Por: | 27 de mayo de 2015

1382547514_107208_1384356724_noticia_normalJAVIER REY

Hace algo más de un año un grupo heterogéneo de profesionales, médicos, juristas, economistas y gestores sanitarios, hasta un total de trece, sin ninguna vinculación formal ni relación política entre nosotros, nos reunimos con el apoyo y bajo la convocatoria de la Fundación Alternativas para buscar propuestas de solución a un problema que constituía y constituye una profunda preocupación para todos: el Sistema Nacional de Salud (SNS), que todos consideramos un instrumento esencial de cohesión social y territorial, ha sufrido un proceso de profundo deterioro que pone en grave riesgo su intervención como tal y que, por el contrario, amenaza con convertirlo en un elemento de desigualdad en nuestra sociedad a añadir a las que ya existen en el terreno social y económico, que se están agravando en los últimos años.  Un deterioro que no es discutido por nadie aunque se propongan por el actual Gobierno modificaciones “paliativas” del mismo, que no son más que  una forma más de reconocerlo.

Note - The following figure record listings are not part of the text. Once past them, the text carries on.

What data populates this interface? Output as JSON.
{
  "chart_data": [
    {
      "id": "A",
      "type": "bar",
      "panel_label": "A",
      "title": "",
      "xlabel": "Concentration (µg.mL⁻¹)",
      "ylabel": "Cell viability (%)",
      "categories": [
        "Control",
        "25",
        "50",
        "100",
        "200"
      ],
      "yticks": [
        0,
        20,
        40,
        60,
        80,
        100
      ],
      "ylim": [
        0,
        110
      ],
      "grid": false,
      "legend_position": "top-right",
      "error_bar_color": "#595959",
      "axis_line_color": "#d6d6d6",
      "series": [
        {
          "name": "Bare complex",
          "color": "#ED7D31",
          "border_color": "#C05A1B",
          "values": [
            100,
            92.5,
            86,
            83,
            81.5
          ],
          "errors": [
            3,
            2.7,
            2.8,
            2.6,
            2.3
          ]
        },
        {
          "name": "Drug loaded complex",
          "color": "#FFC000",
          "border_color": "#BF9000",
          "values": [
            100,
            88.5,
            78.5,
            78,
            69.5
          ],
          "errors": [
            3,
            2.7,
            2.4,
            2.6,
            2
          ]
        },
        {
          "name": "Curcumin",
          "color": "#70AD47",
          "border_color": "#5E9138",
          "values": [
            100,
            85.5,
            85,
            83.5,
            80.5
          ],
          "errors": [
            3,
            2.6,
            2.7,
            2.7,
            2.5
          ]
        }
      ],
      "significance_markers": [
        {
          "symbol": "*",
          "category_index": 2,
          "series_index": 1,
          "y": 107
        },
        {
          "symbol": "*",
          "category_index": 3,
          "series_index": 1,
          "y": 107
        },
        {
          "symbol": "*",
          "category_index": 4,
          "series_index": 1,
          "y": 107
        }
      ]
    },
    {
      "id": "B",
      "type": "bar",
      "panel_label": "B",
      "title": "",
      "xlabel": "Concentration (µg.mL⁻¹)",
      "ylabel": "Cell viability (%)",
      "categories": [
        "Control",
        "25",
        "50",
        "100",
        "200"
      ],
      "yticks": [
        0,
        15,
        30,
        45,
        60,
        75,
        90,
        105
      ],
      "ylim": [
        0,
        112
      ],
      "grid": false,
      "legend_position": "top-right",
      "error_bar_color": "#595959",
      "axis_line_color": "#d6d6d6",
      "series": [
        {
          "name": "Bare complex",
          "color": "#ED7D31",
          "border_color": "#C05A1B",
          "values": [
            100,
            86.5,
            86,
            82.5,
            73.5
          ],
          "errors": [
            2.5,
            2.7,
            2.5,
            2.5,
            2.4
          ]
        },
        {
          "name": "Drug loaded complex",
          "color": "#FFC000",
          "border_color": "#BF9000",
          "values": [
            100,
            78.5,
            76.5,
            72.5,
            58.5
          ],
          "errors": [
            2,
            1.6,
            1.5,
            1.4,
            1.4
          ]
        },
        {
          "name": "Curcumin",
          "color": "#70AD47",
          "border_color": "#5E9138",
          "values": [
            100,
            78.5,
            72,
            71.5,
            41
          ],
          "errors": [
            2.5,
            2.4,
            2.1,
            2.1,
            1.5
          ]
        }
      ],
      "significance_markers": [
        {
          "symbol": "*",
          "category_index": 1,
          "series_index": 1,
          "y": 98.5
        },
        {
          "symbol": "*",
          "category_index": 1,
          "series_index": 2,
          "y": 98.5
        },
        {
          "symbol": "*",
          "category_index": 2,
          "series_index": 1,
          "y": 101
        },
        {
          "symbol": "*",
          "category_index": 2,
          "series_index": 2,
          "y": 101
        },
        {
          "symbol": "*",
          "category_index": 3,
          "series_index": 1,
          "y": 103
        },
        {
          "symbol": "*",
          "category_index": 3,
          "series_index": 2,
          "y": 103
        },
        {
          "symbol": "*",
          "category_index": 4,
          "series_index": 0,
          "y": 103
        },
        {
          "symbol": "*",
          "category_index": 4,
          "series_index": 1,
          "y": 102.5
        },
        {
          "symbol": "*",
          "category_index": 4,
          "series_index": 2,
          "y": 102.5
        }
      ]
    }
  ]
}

Nuestros criterios comunes coincidían también en la escasa importancia dada a la sanidad en el diseño de las políticas generales de todos los gobiernos habidos desde la instauración de la democracia en nuestro país, incluídos los primeros períodos, pese a que éstos vieron la creación del SNS.  Una importancia reducida en el nivel político general, que contrasta con el interés de cada ciudadano por garantizar  su propia protección sanitaria. Esa preocupación, expresada en repetidas encuestas del Centro de investigaciones Sociológicas (CIS), que se ha acrecentado con la crisis económica como consecuencia de los efectos de ésta, no alcanza, sin embargo,  el nivel político. 

Disponer de protección sanitaria para todos y de un acceso igual a los servicios sanitarios forma parte de la definición de sociedad civilizada en todos los países desarrollados, con la excepción de los Estados Unidos, donde con sucesivas reformas, la última la del Presidente Obama, pretenden acercarse a ese objetivo. En algunos países la protección sanitaria universal e igual para todos sus ciudadanos alcanza incluso el grado de elemento constitutivo esencial de la identidad nacional: ocurre así en Canadá (ver, por ejemplo,  la película Bowling for Columbine, de Michael Moore) o el Reino Unido (en este último se he llegado a decir que la sanidad pública “es lo más parecido que un inglés tiene a una religión”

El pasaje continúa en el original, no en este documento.